Das war eine Subkultur- Biographie, die im Westen tragisch endete. Aber ich will auch dazu kommen, wie die Subkultur sich in der DDR Freiräume eroberte.  

Es war damals Opposition gegen eine spießige Gesellschaft, gegen eine standardisierte Biographie von der Wiege bis zur Barre, gerade dem, welchem viele ehemalige DDR-Bürger heute nachtrauern. Oder wie es in dem Buch “Auch im Osten trägt man Westen” heißt: “Kaum ist man geboren, schon hat man die Planstelle weg”. War das nun politisch? Für viele hatte das nichts mit Politik zu tun, allein durch ihr Aussehen und ihren Musikgeschmack provozierten sie die Herrschenden und die Normalos.

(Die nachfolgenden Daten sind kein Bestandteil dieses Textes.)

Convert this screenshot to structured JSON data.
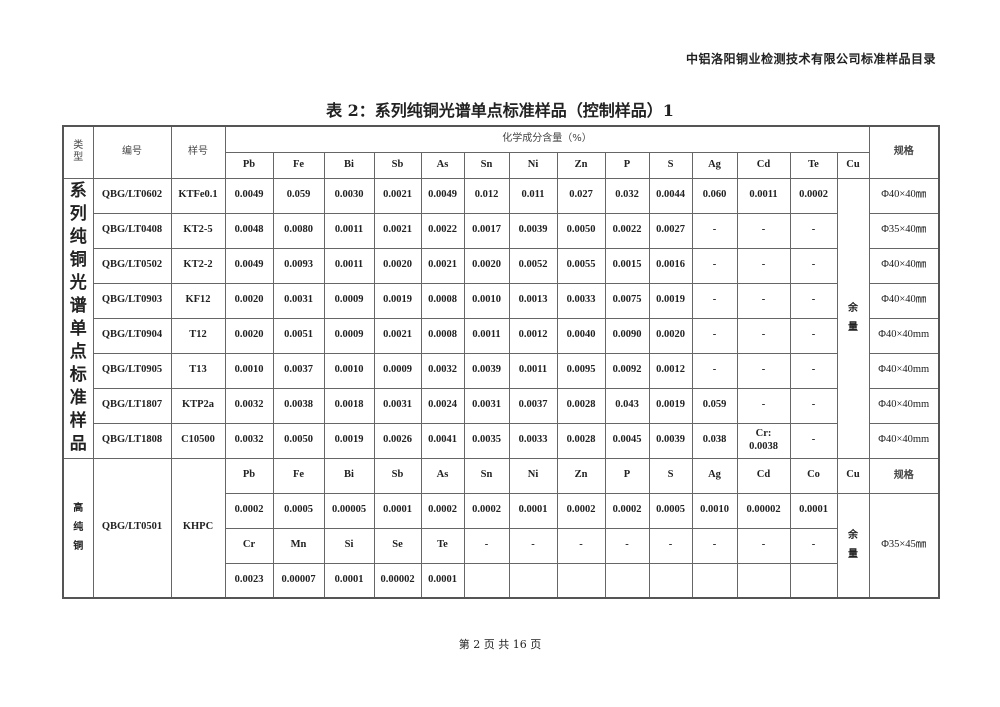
{
  "header": {
    "org_title": "中铝洛阳铜业检测技术有限公司标准样品目录"
  },
  "title": "表 2：系列纯铜光谱单点标准样品（控制样品）1",
  "table": {
    "head": {
      "type": "类\n型",
      "code": "编号",
      "sample": "样号",
      "chem": "化学成分含量（%）",
      "spec": "规格"
    },
    "elements": [
      "Pb",
      "Fe",
      "Bi",
      "Sb",
      "As",
      "Sn",
      "Ni",
      "Zn",
      "P",
      "S",
      "Ag",
      "Cd",
      "Te",
      "Cu"
    ],
    "group1": {
      "type": "系\n列\n纯\n铜\n光\n谱\n单\n点\n标\n准\n样\n品",
      "cu": "余\n量",
      "rows": [
        {
          "code": "QBG/LT0602",
          "sample": "KTFe0.1",
          "values": [
            "0.0049",
            "0.059",
            "0.0030",
            "0.0021",
            "0.0049",
            "0.012",
            "0.011",
            "0.027",
            "0.032",
            "0.0044",
            "0.060",
            "0.0011",
            "0.0002"
          ],
          "spec": "Φ40×40㎜"
        },
        {
          "code": "QBG/LT0408",
          "sample": "KT2-5",
          "values": [
            "0.0048",
            "0.0080",
            "0.0011",
            "0.0021",
            "0.0022",
            "0.0017",
            "0.0039",
            "0.0050",
            "0.0022",
            "0.0027",
            "-",
            "-",
            "-"
          ],
          "spec": "Φ35×40㎜"
        },
        {
          "code": "QBG/LT0502",
          "sample": "KT2-2",
          "values": [
            "0.0049",
            "0.0093",
            "0.0011",
            "0.0020",
            "0.0021",
            "0.0020",
            "0.0052",
            "0.0055",
            "0.0015",
            "0.0016",
            "-",
            "-",
            "-"
          ],
          "spec": "Φ40×40㎜"
        },
        {
          "code": "QBG/LT0903",
          "sample": "KF12",
          "values": [
            "0.0020",
            "0.0031",
            "0.0009",
            "0.0019",
            "0.0008",
            "0.0010",
            "0.0013",
            "0.0033",
            "0.0075",
            "0.0019",
            "-",
            "-",
            "-"
          ],
          "spec": "Φ40×40㎜"
        },
        {
          "code": "QBG/LT0904",
          "sample": "T12",
          "values": [
            "0.0020",
            "0.0051",
            "0.0009",
            "0.0021",
            "0.0008",
            "0.0011",
            "0.0012",
            "0.0040",
            "0.0090",
            "0.0020",
            "-",
            "-",
            "-"
          ],
          "spec": "Φ40×40mm"
        },
        {
          "code": "QBG/LT0905",
          "sample": "T13",
          "values": [
            "0.0010",
            "0.0037",
            "0.0010",
            "0.0009",
            "0.0032",
            "0.0039",
            "0.0011",
            "0.0095",
            "0.0092",
            "0.0012",
            "-",
            "-",
            "-"
          ],
          "spec": "Φ40×40mm"
        },
        {
          "code": "QBG/LT1807",
          "sample": "KTP2a",
          "values": [
            "0.0032",
            "0.0038",
            "0.0018",
            "0.0031",
            "0.0024",
            "0.0031",
            "0.0037",
            "0.0028",
            "0.043",
            "0.0019",
            "0.059",
            "-",
            "-"
          ],
          "spec": "Φ40×40mm"
        },
        {
          "code": "QBG/LT1808",
          "sample": "C10500",
          "values": [
            "0.0032",
            "0.0050",
            "0.0019",
            "0.0026",
            "0.0041",
            "0.0035",
            "0.0033",
            "0.0028",
            "0.0045",
            "0.0039",
            "0.038",
            "Cr:\n0.0038",
            "-"
          ],
          "spec": "Φ40×40mm"
        }
      ]
    },
    "group2": {
      "type": "高\n纯\n铜",
      "code": "QBG/LT0501",
      "sample": "KHPC",
      "cu": "余\n量",
      "spec_label": "规格",
      "spec": "Φ35×45㎜",
      "rows": [
        [
          "Pb",
          "Fe",
          "Bi",
          "Sb",
          "As",
          "Sn",
          "Ni",
          "Zn",
          "P",
          "S",
          "Ag",
          "Cd",
          "Co",
          "Cu"
        ],
        [
          "0.0002",
          "0.0005",
          "0.00005",
          "0.0001",
          "0.0002",
          "0.0002",
          "0.0001",
          "0.0002",
          "0.0002",
          "0.0005",
          "0.0010",
          "0.00002",
          "0.0001"
        ],
        [
          "Cr",
          "Mn",
          "Si",
          "Se",
          "Te",
          "-",
          "-",
          "-",
          "-",
          "-",
          "-",
          "-",
          "-"
        ],
        [
          "0.0023",
          "0.00007",
          "0.0001",
          "0.00002",
          "0.0001",
          "",
          "",
          "",
          "",
          "",
          "",
          "",
          ""
        ]
      ]
    }
  },
  "footer": {
    "page": "第 2 页 共 16 页"
  }
}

In der Subkultur war Arbeit ein Thema, nämlich sich der stumpfsinnigen Arbeit in der Industriegesellschaft (War es auch nur Fordismus?) zu entziehen. So hangelten sich einige von Job zu Job, machten Gelegenheitsjobs oder stellten Schmuck, Klamotten, Kitsch her und verkauften das. Für einen Oberstleutnant der Staatssicherheit waren die “jugendlichen Arbeitsscheuen” so: “Dazu kam für uns die emotionale Schranke im Kopf: Hier kommen Asoziale, Arbeitsscheue, Dreckige. Was hat das eigentlich mit unserer sauberen, guten Gesellschaft zu tun? Also haben wir doch alles Recht der Welt, als Ordnungsmacht einzugreifen.” (Rauhut, Kochan 2004, S. 131)  In einer Stasi- “Operativ-Information” heißt es: “Andererseits entziehen sich negativ-dekadente Jugendliche bewusst den Einflüssen einer sozialistischen Erziehung durch häufigen Arbeitsplatzwechsel, Austritt aus gesellschaftlichen Organisationen und Aufnahmen von Tätigkeiten in kleineren bzw. solchen Betrieben, wo der erzieherische Einfluss gering ist....Dabei wählen sie häufig solche Arbeitsplätze, die ihnen die erwünschte “persönliche Freiheit” und genügend Spielraum für ihr dekadentes bis feindliches Wirken garantieren. Viele dieser Jugendlichen fallen durch Verletzung der Arbeitsdisziplin auf oder gehen zeitweise überhaupt keiner Arbeit nach. Zum Zeitpunkt unserer Überprüfungen konnte bei über 20 Personen festgestellt werden, dass sie kein Arbeitsverhältnis unterhielten bzw. keiner geregelten Arbeit nachgingen.” (Rauhut, Kochan 2004, S. 265)  Im Zuge der Kriminalisierung subkultureller Milieus konnte “Asozialität” in vielen Fällen mit anderen Strafbeständen gekoppelt werden. Dazu waren etwa die Paragraphen 106, “staatsfeindliche Hetze”, 214, “Beeinträchtigung staatlicher oder gesellschaftlicher Tätigkeit”, oder 220, “Staatsverleumdung, später “öffentliche Herabwürdigung”, geeignet.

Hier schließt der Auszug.